Toque de mídias
Domingo, Abril 22nd, 2007

revista plenário e livreto grupo edson queiroz.
Num passado recente, eu dava de aparecer em fotos de jornal. Desde lá, a vocação para papagaio de pirata se consolidou, e hoje até já concedo entrevistas para a tevê (pergunte-me como). Ainda que, para conseguir isso, tenha de repetir a resposta à pergunta da repórter.
Mas chega de auto-celebração. Bom mesmo é ser anônimo e poder se passar muito num paraíso litorâneo qualquer. Por obra e graça das fab four Ivs, Ju, Nat 20×25 e É-Manu, fui bater em Canoa Quebrada e queimei a língua total. Tinha o local em péssima conta, depois de anos a fio de histórias sobre carnavais, falta d’água e a reputação mauricinha do lugar.
A afamada Broadway é mesmo reduto de camisas Tommy Hilfiger e caixas de som troando forró, mas… quem se importa? Na companhia das citadas, e de uma (de cada vez) Heineken, lá fui eu ver qual era a desse lugar, uma espécie de Jeri a posteriori, com calçamento e tals.

aqui é majorlândia, que funcionou mais como um chill out de canoa. esperando pelas fotos da máquina de ívila.
Bem, perfume forte de multiculturalismo e além. Confusão de sons e líquidos, bebida gelada, de vez em quando, mas vários achados. Não ter vergonha de dançar no Caverna (éramos os únicos), dar uma escapulida até a No Name (rápida, dado o clima bas-fond do lugar), descer a falésia rumo a uma festa de reggae (e dá vontade de estar lá mesmo!). Ver o tempo passar rapidinho.
Pra, claro, ver um nascer do sol muito do bacana. E ver que Canoa podia ser a Califórnia. Ou Saint Tropez. Apenas a duas horas daqui.
Vão lá.

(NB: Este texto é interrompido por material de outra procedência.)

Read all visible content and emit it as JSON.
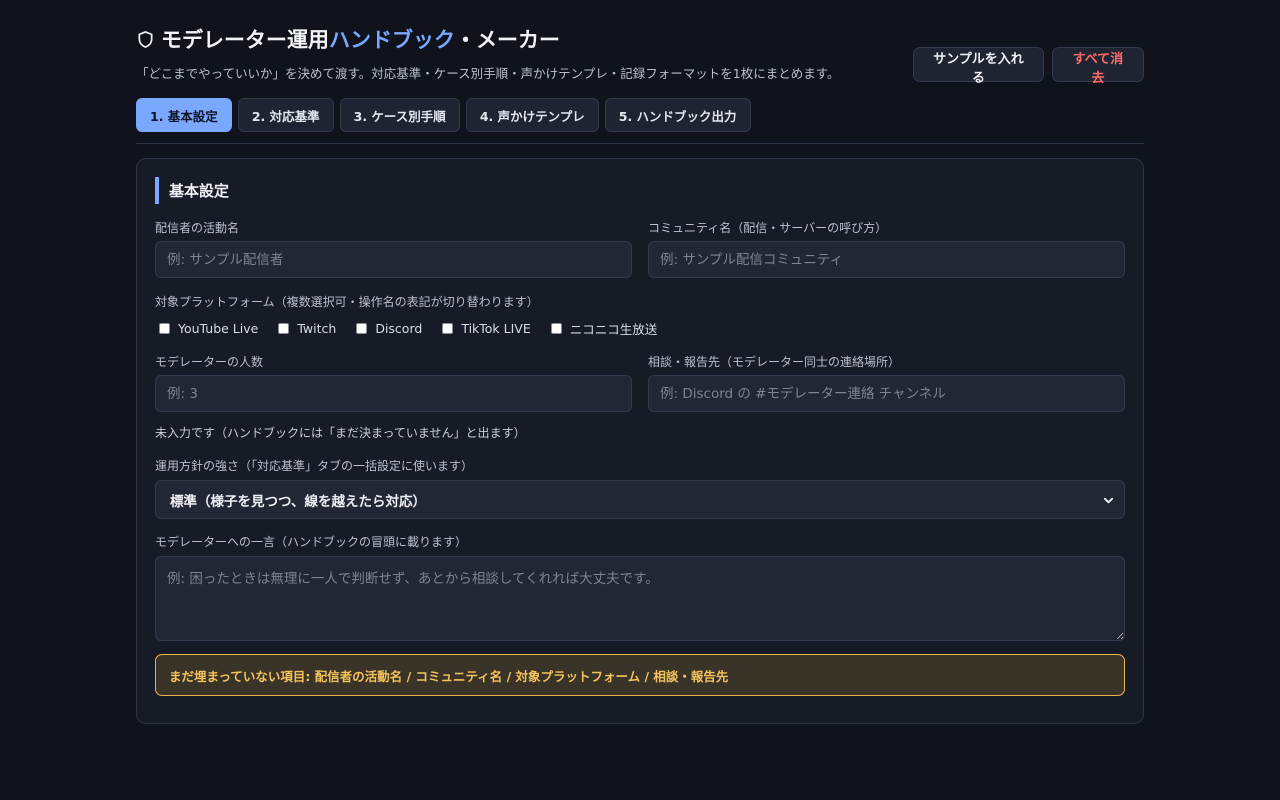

Mas o façam se estiverem em clima de “vexame, tô nem aí”. Caso contrário Canoa será só uma balada barulhenta e crowded.
(…)
Mas sim, eis que me chega agora um update de última hora. O que o é investir na paródia da paródia, não é mesmo? Será que Alanis gostou dessa?
no drama.
(…)
e o que é mesmo a orgia visual de Maria Antonieta? Com direito a All Star aparecendo entre os sapatos de época?